Publication year - 2016
Publication title -
international journal of laboratory hematology
Language(s) - English
Resource type - Journals
SCImago Journal Rank - 0.705
H-Index - 55
eISSN - 1751-553X
pISSN - 1751-5521
DOI - 10.1111/ijlh.12499
Subject(s) - partial thromboplastin time , thromboplastin , activated clotting time , clotting factor , tissue factor , medicine , in vitro , prothrombin time , clotting time , chemistry , pharmacology , coagulation , biochemistry , heparin
Summary Introduction Activated partial thromboplastin time ( aPTT ) is a routine clotting assay that is widely used to globally screen for coagulation abnormalities. It is commonly admitted that a prolonged test result, may trigger the need for specific assays to be performed, particularly factor measurement. However, the sensitivity of aPTT reagents to deficiencies of clotting factors varies.

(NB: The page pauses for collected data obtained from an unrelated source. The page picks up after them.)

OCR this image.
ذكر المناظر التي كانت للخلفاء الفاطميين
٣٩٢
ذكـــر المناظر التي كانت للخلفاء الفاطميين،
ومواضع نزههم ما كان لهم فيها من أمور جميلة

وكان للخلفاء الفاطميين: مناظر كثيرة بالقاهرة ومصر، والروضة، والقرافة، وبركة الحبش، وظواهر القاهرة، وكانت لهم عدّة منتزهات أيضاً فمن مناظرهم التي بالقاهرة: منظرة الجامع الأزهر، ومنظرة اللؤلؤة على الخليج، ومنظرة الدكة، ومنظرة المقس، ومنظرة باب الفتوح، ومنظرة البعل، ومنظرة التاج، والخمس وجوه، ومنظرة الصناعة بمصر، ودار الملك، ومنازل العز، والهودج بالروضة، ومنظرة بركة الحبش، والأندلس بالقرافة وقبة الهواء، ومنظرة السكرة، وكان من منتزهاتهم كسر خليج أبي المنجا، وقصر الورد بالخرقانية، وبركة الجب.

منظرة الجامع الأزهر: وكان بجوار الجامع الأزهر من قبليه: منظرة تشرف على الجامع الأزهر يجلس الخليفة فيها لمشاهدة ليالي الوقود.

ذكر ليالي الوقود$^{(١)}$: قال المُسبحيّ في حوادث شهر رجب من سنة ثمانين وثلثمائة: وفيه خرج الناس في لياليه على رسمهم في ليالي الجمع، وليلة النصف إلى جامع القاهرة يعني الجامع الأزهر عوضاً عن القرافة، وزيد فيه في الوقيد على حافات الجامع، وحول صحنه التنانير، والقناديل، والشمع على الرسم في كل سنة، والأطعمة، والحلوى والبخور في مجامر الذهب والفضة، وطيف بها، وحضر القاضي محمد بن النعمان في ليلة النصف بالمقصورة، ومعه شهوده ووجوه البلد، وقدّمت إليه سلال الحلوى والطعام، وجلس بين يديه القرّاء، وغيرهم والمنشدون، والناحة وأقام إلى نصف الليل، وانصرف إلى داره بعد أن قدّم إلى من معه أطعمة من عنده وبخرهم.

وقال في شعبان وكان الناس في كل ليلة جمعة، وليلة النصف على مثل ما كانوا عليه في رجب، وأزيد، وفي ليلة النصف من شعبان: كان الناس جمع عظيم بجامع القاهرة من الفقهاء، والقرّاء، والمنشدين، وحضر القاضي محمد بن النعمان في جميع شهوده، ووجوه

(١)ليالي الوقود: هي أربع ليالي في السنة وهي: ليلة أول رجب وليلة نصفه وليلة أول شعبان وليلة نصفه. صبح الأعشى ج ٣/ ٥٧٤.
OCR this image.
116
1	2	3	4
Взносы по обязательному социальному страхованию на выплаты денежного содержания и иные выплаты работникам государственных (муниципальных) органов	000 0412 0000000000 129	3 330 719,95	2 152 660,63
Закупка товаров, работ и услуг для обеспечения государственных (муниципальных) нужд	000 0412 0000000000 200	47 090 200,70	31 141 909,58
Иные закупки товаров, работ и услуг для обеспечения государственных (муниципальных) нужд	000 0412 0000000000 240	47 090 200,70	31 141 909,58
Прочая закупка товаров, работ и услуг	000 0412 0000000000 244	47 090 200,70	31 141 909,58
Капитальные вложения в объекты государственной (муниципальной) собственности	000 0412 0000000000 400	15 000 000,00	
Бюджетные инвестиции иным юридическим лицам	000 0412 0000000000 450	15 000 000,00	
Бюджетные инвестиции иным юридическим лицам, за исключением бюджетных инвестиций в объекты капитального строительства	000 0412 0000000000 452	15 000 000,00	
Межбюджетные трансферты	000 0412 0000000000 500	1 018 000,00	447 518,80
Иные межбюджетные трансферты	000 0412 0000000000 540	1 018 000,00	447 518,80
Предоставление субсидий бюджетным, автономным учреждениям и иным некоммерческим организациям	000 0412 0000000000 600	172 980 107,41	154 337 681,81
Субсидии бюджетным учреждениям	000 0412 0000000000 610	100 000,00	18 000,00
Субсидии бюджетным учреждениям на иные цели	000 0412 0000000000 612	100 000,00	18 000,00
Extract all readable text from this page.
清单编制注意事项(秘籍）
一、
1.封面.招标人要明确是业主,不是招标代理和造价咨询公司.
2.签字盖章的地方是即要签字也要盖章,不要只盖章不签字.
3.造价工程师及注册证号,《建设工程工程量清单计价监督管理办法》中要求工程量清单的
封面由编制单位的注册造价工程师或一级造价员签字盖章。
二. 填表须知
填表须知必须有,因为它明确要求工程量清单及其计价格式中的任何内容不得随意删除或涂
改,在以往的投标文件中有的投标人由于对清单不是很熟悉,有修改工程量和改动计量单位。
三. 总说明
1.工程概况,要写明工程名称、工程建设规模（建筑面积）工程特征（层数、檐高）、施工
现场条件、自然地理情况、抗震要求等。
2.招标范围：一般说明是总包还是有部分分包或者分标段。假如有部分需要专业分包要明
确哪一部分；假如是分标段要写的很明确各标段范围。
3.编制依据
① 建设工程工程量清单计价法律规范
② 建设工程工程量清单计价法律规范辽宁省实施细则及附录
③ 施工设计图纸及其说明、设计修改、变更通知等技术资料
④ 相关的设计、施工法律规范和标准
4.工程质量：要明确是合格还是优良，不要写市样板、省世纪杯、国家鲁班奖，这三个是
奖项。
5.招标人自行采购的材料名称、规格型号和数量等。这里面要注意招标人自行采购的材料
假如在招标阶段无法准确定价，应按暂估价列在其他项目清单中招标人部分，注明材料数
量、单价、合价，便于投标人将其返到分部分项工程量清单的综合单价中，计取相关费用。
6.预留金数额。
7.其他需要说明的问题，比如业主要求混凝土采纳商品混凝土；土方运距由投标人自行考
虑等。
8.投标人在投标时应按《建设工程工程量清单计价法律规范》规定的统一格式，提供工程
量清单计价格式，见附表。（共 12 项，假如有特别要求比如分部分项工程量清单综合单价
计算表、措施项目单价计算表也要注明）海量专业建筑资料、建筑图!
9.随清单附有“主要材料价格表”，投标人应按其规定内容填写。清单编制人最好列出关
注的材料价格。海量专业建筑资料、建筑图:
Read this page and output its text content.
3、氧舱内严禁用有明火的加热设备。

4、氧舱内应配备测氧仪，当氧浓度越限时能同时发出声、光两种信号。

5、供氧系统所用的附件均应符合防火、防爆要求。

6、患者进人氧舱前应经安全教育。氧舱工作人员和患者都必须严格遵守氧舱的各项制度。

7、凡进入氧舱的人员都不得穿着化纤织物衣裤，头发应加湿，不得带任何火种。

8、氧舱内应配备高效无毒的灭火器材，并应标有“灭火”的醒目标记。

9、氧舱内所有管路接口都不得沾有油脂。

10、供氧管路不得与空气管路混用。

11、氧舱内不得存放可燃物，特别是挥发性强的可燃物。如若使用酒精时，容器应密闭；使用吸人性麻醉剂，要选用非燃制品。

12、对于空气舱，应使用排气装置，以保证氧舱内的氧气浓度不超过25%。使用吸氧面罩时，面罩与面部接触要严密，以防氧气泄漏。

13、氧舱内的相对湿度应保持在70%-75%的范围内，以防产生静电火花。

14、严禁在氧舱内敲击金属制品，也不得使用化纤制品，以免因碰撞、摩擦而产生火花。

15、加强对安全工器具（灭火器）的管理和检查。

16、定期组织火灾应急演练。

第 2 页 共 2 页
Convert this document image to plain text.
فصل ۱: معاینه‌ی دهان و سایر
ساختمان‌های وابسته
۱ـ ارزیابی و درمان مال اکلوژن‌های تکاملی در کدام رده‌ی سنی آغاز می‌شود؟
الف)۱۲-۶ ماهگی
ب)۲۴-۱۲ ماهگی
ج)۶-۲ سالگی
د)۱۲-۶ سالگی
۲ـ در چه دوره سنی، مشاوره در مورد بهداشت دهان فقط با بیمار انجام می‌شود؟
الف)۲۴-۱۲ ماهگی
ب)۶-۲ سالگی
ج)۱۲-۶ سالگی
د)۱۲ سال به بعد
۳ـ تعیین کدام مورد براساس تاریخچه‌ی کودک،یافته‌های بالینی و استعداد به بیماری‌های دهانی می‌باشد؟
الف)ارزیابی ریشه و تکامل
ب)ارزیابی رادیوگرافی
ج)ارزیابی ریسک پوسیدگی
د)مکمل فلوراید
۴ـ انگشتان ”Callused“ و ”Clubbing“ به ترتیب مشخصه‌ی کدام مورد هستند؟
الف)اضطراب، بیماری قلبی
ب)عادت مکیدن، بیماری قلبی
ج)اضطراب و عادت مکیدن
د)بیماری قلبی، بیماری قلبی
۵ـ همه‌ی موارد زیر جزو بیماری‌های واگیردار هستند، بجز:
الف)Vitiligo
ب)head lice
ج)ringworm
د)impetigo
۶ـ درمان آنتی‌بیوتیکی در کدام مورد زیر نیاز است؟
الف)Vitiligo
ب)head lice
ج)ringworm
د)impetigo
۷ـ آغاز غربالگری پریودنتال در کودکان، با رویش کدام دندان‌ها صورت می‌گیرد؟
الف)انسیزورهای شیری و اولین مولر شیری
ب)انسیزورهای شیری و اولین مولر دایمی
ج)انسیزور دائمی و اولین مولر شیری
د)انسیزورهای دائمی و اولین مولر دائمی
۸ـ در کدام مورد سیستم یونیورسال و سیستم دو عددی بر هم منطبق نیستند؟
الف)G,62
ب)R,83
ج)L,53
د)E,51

Methods We evaluated, according to the recommendation of the CLSI H47‐A2 guideline, the responsiveness to single factor levels of five aPTT reagents by using factor‐deficient plasmas spiked with a calibration plasma to produce individual factor activities ranging from <1 to ~100 Unit (U)/ dL . Test results were expressed as the sample‐to‐control ratio, the latter was defined as the clotting time obtained in the calibration plasma containing ~100 U/ dL factor activity. The factor activity producing a prolongation of aPTT above the upper limit of its specific normal range (in ratio) was assigned as the factor responsiveness in U/ dL to that reagent. Results Responsiveness ranged from 34 to 47 U/ dL to FVIII :C, from 18 to 57 U/ dL to FIX , from 38 to 52 U/ dL to FXI , from 29 to 50 U/ dL to FXII , from 40 and 59 U/ dL to FV , from 7.5 to 49 U/ dL to FX , and from 9.1 to 10.5 U/ dL to FII. Conclusions These results suggest that the sensitivity of the tested aPTT reagents to single factor deficiency is highly variable. Moreover, for one given aPTT reagent, its sensitivity was very different depending on the deficient factor. This must be considered when analyzing clinical materials.